Is this correct? (Edit: I'm just going to outline the steps and post the rest as an answer.)
$g: \mathbb C \to \mathbb C, g(z) = -i(1-y^2)+(2x-y)(y)$
Step 1. $g$ is differentiable only on $\{y=x\}$.
Step 2. $g$ is differentiable on $\{y=x\}$ (given $g$ is differentiable only on $\{y=x\}$).

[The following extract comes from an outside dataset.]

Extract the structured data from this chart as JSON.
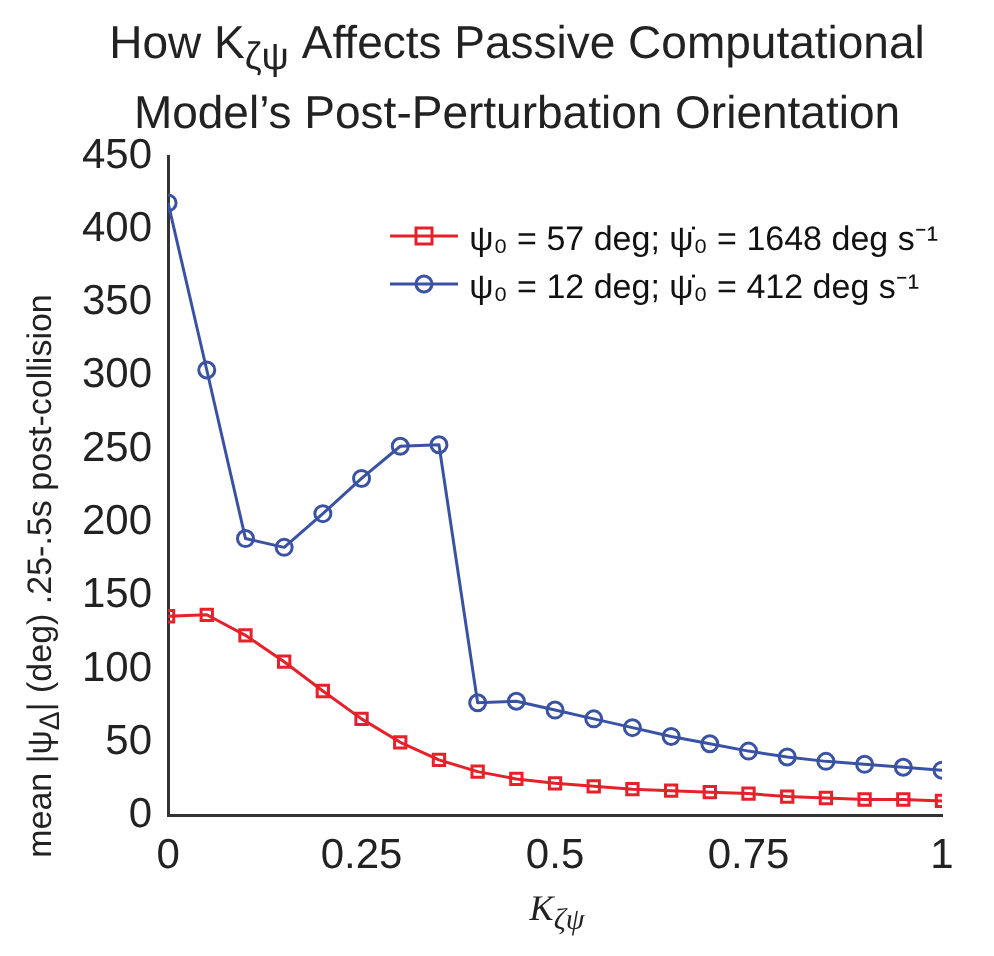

Step 3. For $z \in \{y=x\}$, we have $g'(z)=2\Im(z)$.
Proof of Step 1:
If $g$ is differentiable at $(x,y)$, then the Cauchy Riemann equations are satisfied at $(x,y)$. We get for $u(x,y)=(2x-y)(y)$ and $v(x,y)=-(1-y^2)$ with $u,v:\mathbb R^2 \to \mathbb R$ that
$$u_x=2y, u_y=2(x-y), v_x=0, v_y=2y$$
and then
$$2y = u_x(x,y) = v_y(x,y) = 2y \iff (x,y) \in \mathbb R^2$$
$$2(x-y) = u_y(x,y) = -v_x(x,y) = -(0) = 0 \iff x=y$$
Proof of Step 2:
$g_x=u_x+iv_x, g_y=u_y+iv_y$ exist on the neighbourhood $\mathbb C$ of $0=0+0i=(0,0)$ and then are continuous at $(0,0).
Proof of Step 3:
$g'(z)=g_x(x,y)=u_x(x,y)+iv_x(x,y)=2y+i(0)=2y=2\Im(z)$.